The Fifth Circuit's decision in Fontana v. Bay Area Credit Services, No. 20-30471 (5th Cir. 2021) sets another important limitation on the scope of covered “communications” under the FDCPA. In this case, Bay Area Credit Services was attempting to collect a debt from Zachary Fontana. Bay Area called Fontana's sister, though was trying to contact Fontana. When Fontana's sister asked who was calling, Bay Area identified itself, gave the typical explanation that it was trying to contact Fontana regarding a “personal business matter,” and gave a contact number for Fontana to call. Standard operating procedure under the Fair Debt Collection Practices Act.

But that didn't stop Fontana from suing Bay Area. The FDCPA provides that a debt collector “may not communicate, in connection with the collection of any debt, with any person other than the consumer” or certain other prescribed parties “without the prior consent of the consumer.” There are a few important exceptions to this, like when a debt collector contacts a third-party to try and obtain “location information” on the debtor, including the debtor's phone number. But even then, a debt collector must follow a specific protocol, including identifying itself, not state that the consumer owes a debt, and may not communicate with that third-party more than one.

Bay Area's call checked all three boxes, right? The call agent identified Bay Area, did not state that Fontana owed a debt and only that Bay Area was trying to contact him regarding a “business matter,” and only called Fontana's sister once. The district court thought so, and dismissed the case.
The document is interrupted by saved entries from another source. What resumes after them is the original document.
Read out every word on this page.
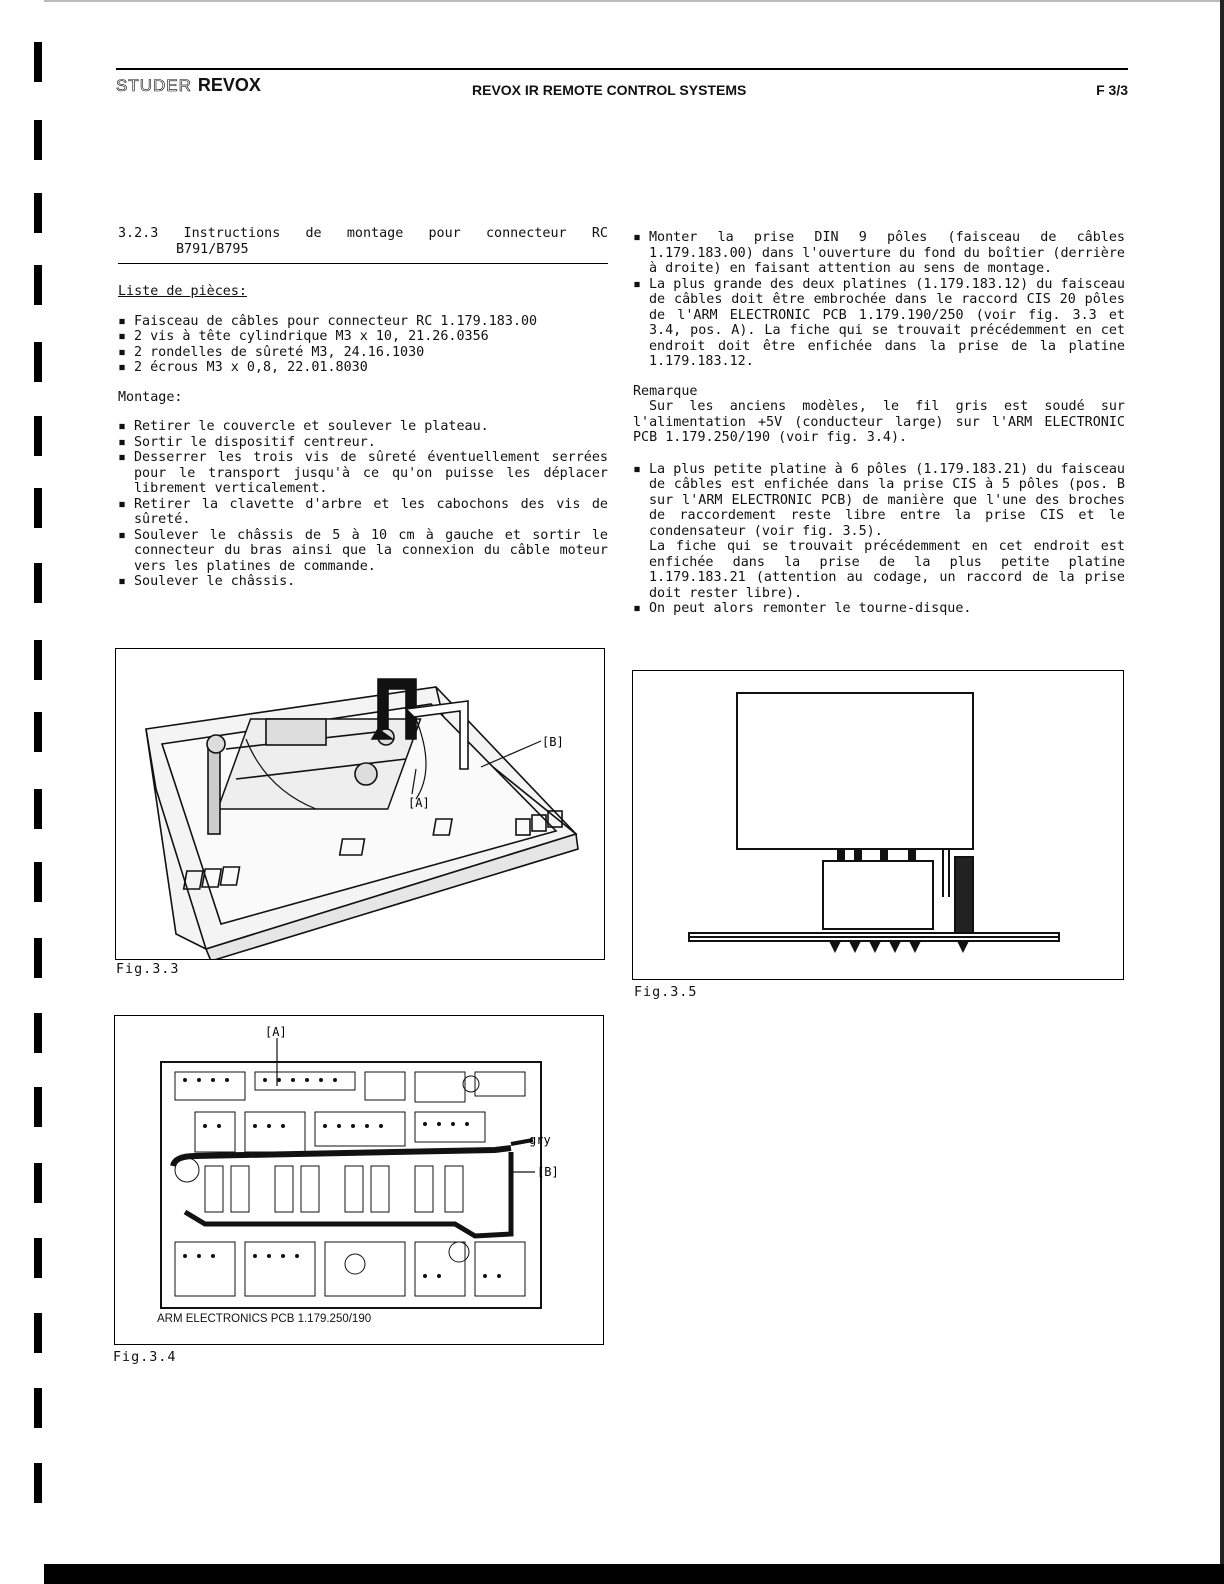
STUDER REVOX	REVOX IR REMOTE CONTROL SYSTEMS	F 3/3
3.2.3 Instructions de montage pour connecteur RC
B791/B795
Liste de pièces:
▪ Faisceau de câbles pour connecteur RC 1.179.183.00
▪ 2 vis à tête cylindrique M3 x 10, 21.26.0356
▪ 2 rondelles de sûreté M3, 24.16.1030
▪ 2 écrous M3 x 0,8, 22.01.8030
Montage:
▪ Retirer le couvercle et soulever le plateau.
▪ Sortir le dispositif centreur.
▪ Desserrer les trois vis de sûreté éventuellement serrées pour le transport jusqu'à ce qu'on puisse les déplacer librement verticalement.
▪ Retirer la clavette d'arbre et les cabochons des vis de sûreté.
▪ Soulever le châssis de 5 à 10 cm à gauche et sortir le connecteur du bras ainsi que la connexion du câble moteur vers les platines de commande.
▪ Soulever le châssis.
▪ Monter la prise DIN 9 pôles (faisceau de câbles 1.179.183.00) dans l'ouverture du fond du boîtier (derrière à droite) en faisant attention au sens de montage.
▪ La plus grande des deux platines (1.179.183.12) du faisceau de câbles doit être embrochée dans le raccord CIS 20 pôles de l'ARM ELECTRONIC PCB 1.179.190/250 (voir fig. 3.3 et 3.4, pos. A). La fiche qui se trouvait précédemment en cet endroit doit être enfichée dans la prise de la platine 1.179.183.12.
Remarque
Sur les anciens modèles, le fil gris est soudé sur l'alimentation +5V (conducteur large) sur l'ARM ELECTRONIC PCB 1.179.250/190 (voir fig. 3.4).
▪ La plus petite platine à 6 pôles (1.179.183.21) du faisceau de câbles est enfichée dans la prise CIS à 5 pôles (pos. B sur l'ARM ELECTRONIC PCB) de manière que l'une des broches de raccordement reste libre entre la prise CIS et le condensateur (voir fig. 3.5).
La fiche qui se trouvait précédemment en cet endroit est enfichée dans la prise de la plus petite platine 1.179.183.21 (attention au codage, un raccord de la prise doit rester libre).
▪ On peut alors remonter le tourne-disque.
[B]
[A]
Fig.3.3
Fig.3.5
[A]
gry
[B]
ARM ELECTRONICS PCB 1.179.250/190
Fig.3.4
Fontana appealed up to the Fifth Circuit, making some creative arguments as to why Bay Area failed to comply with the requirements of the location information exception. For example, Fontana argued that Bay Area called Fontana's sister intending to contact Fontana, not merely to confirm his phone number, and asked to speak with him. And instead of simply obtaining location information, Bay Area left a message with instructions for Fontana to return its call.

Now, Fontana's arguments probably would (should) have failed specifically in the context of the location information exception, but the Fifth Circuit didn't even get that far. Instead, the Fifth Circuit started with the threshold issue of whether the conversation was subject to the FDCPA. This is because the FDCPA does not cover any and all communications with a third-party, but only communications that convey “information regarding a debt directly or indirectly.” The Fifth Circuit held that merely conveying the name of the debt collector did not convey any information regarding, or necessarily imply the existence of, a debt, nor did simply stating that the agency was calling regarding a personal business matter. (Can you imagine how potentially disastrous that would have been if the Court concluded otherwise?!)

The Court did note that if Bay Area had conveyed more information--such as identifying itself as a debt collector--then the substance of the call likely would have been a covered communication under the FDCPA. But Bay Area didn't. So, the Fifth Circuit concluded that the limited information Bay Area provided during the call did not make it a “communication” subject to the FDCPA in the first place, and didn't even have to address Fontana's creative arguments as to why the call supposedly ran afoul of the FDCPA's third-party communication provision.

Key takeaway from Fontana: When speaking with third-parties, always try to convey the minimal amount of information legally necessary. It's a lot easier to win an FDCPA claim when all you need to show is that the conversation wasn't covered by the FDCPA in the first place, rather than trying to tackle some odd or creative argument alleging some spurious technical violation.